Think about the name “Windows 10 Cloud.” Journalists have been baffled because that’s a terrible name for a low-powered limited version of Windows that has nothing to do with the cloud.
But imagine that Microsoft promotes a truly cloud-based experience that allows you to log into any Windows 10 Cloud computer and start working on your files and your mail and your programs immediately. The name “Windows 10 Cloud” comes alive and provides an accurate focus for marketing.
Again, there are no leaks to support this theory. Changing Windows to support true roaming profiles synced in the cloud is a major undertaking and I’m not sure Microsoft is up to the job. But if that’s the surprising part of the announcement on May 2, remember, you heard it here first.
The Google Chrome problem
One final note. Imagine that Microsoft delivers everything: a version of Windows that runs on $200 laptops, with device independence for users and easy management tools for educators.

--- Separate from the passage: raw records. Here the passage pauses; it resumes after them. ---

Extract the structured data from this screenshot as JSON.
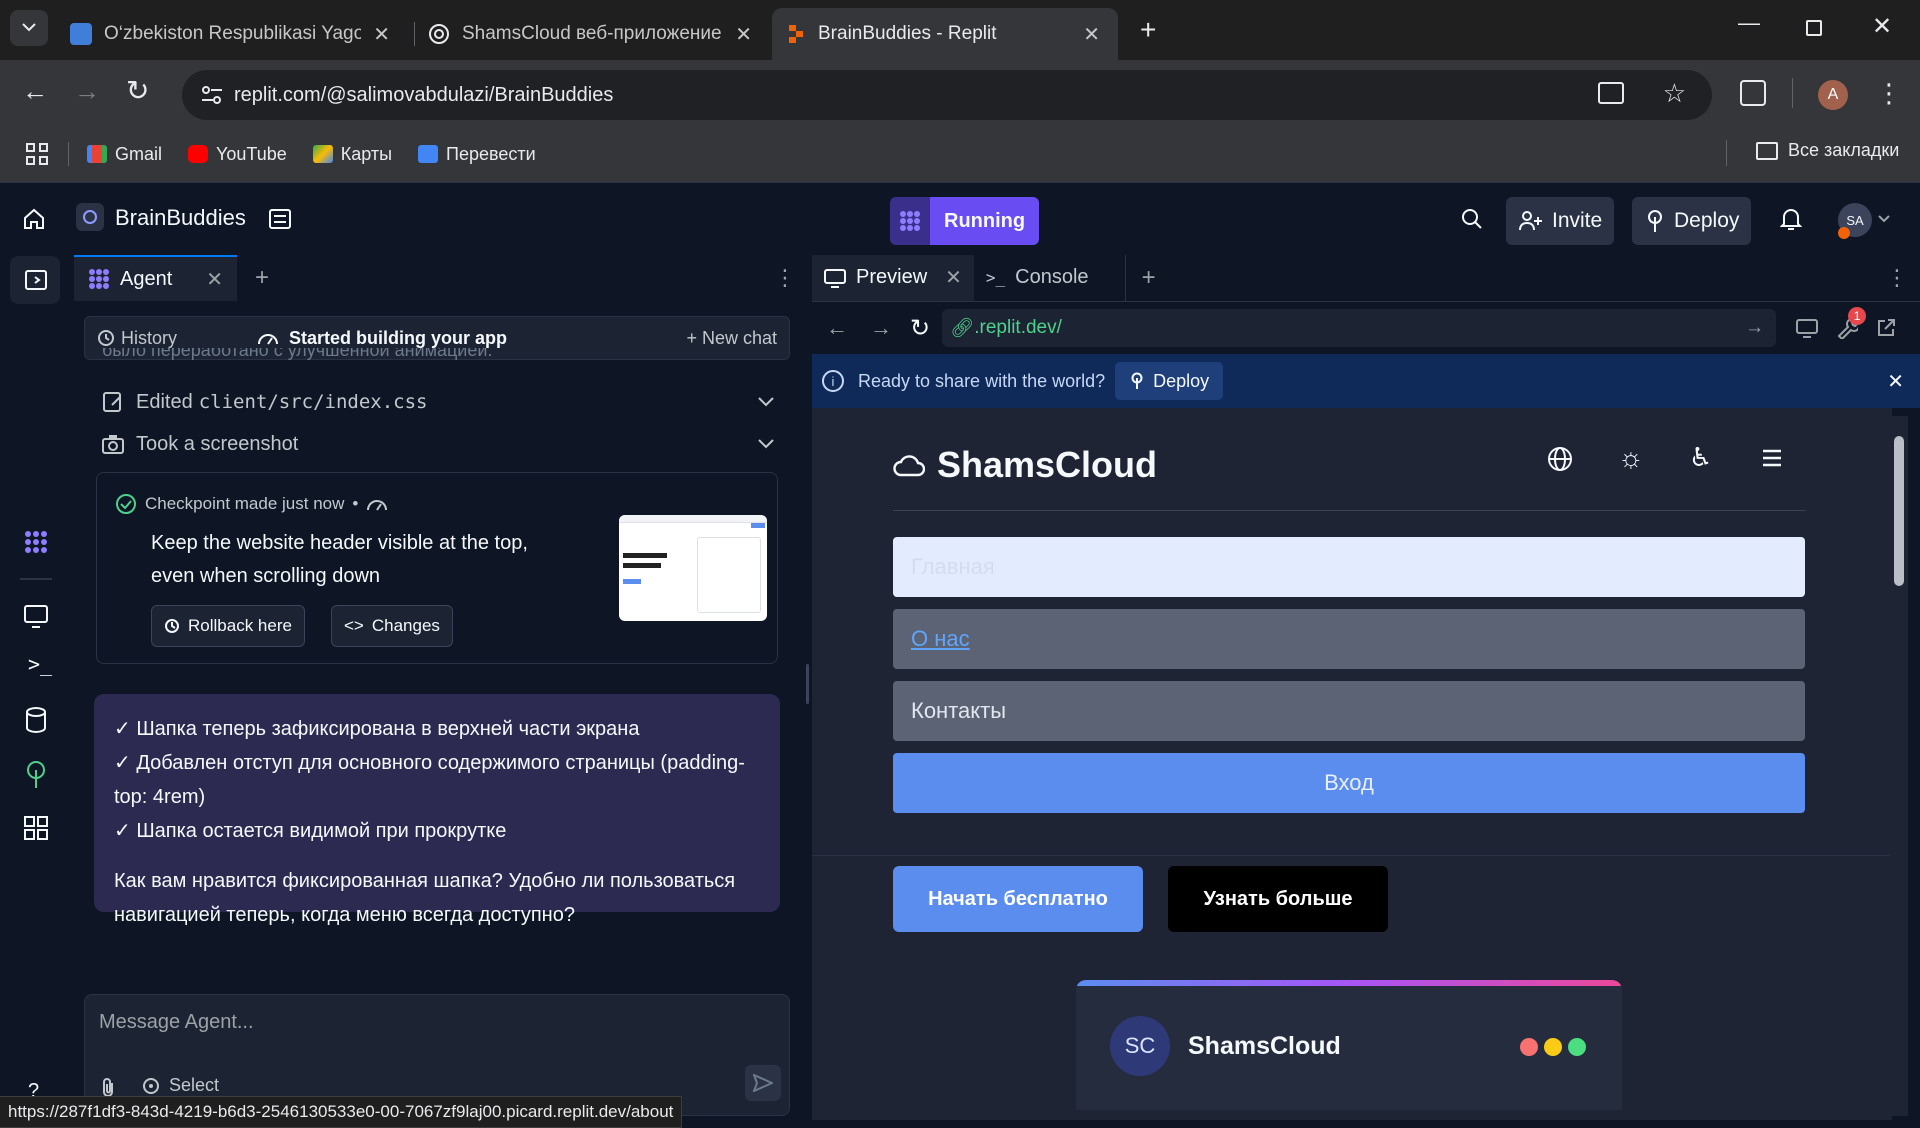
{
  "browser": {
    "tabs": [
      {
        "title": "O‘zbekiston Respublikasi Yagona"
      },
      {
        "title": "ShamsCloud веб-приложение"
      },
      {
        "title": "BrainBuddies - Replit"
      }
    ],
    "url": "replit.com/@salimovabdulazi/BrainBuddies",
    "profile_initial": "A",
    "bookmarks": [
      "Gmail",
      "YouTube",
      "Карты",
      "Перевести"
    ],
    "all_bookmarks": "Все закладки",
    "status_url": "https://287f1df3-843d-4219-b6d3-2546130533e0-00-7067zf9laj00.picard.replit.dev/about"
  },
  "replit": {
    "project_name": "BrainBuddies",
    "run_status": "Running",
    "invite": "Invite",
    "deploy": "Deploy",
    "avatar": "SA",
    "agent_tab": "Agent",
    "history": "History",
    "session_title": "Started building your app",
    "new_chat": "+ New chat",
    "cut_text": "было переработано с улучшенной анимацией.",
    "actions": [
      {
        "label": "Edited ",
        "code": "client/src/index.css"
      },
      {
        "label": "Took a screenshot",
        "code": ""
      }
    ],
    "checkpoint": {
      "label": "Checkpoint made just now",
      "text": "Keep the website header visible at the top, even when scrolling down",
      "rollback": "Rollback here",
      "changes": "Changes"
    },
    "message": {
      "lines": [
        "✓ Шапка теперь зафиксирована в верхней части экрана",
        "✓ Добавлен отступ для основного содержимого страницы (padding-top: 4rem)",
        "✓ Шапка остается видимой при прокрутке"
      ],
      "question": "Как вам нравится фиксированная шапка? Удобно ли пользоваться навигацией теперь, когда меню всегда доступно?"
    },
    "input_placeholder": "Message Agent...",
    "select": "Select",
    "preview_tab": "Preview",
    "console_tab": "Console",
    "preview_url": ".replit.dev/",
    "wrench_badge": "1",
    "share_banner": "Ready to share with the world?",
    "share_deploy": "Deploy"
  },
  "site": {
    "brand": "ShamsCloud",
    "nav": {
      "home": "Главная",
      "about": "О нас",
      "contacts": "Контакты",
      "login": "Вход"
    },
    "cta_primary": "Начать бесплатно",
    "cta_secondary": "Узнать больше",
    "card_initials": "SC",
    "card_title": "ShamsCloud"
  }
}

If those Windows 10 Cloud laptops cannot run Google Chrome and Chrome apps and connect to Google services, the whole effort may be a nonstarter. I don’t care that OneDrive is also a nice service for storing files. I don’t care that Microsoft’s Edge web browser has some theoretical advantage for battery life. It’s a big Chrome world out there and Google’s hold on mind share will not be easily dislodged.
Sustained efforts by companies the size of Microsoft don’t die immediately. Windows 10 Cloud will find a place in the market. But the presence or absence of Chrome may play a key role in whether it is able to dislodge Google’s hold on the US education market.
It will be an interesting event on May 2. It may be Microsoft’s last chance to regain a hold on the generation of kids in school today who are reaching for their Chromebooks.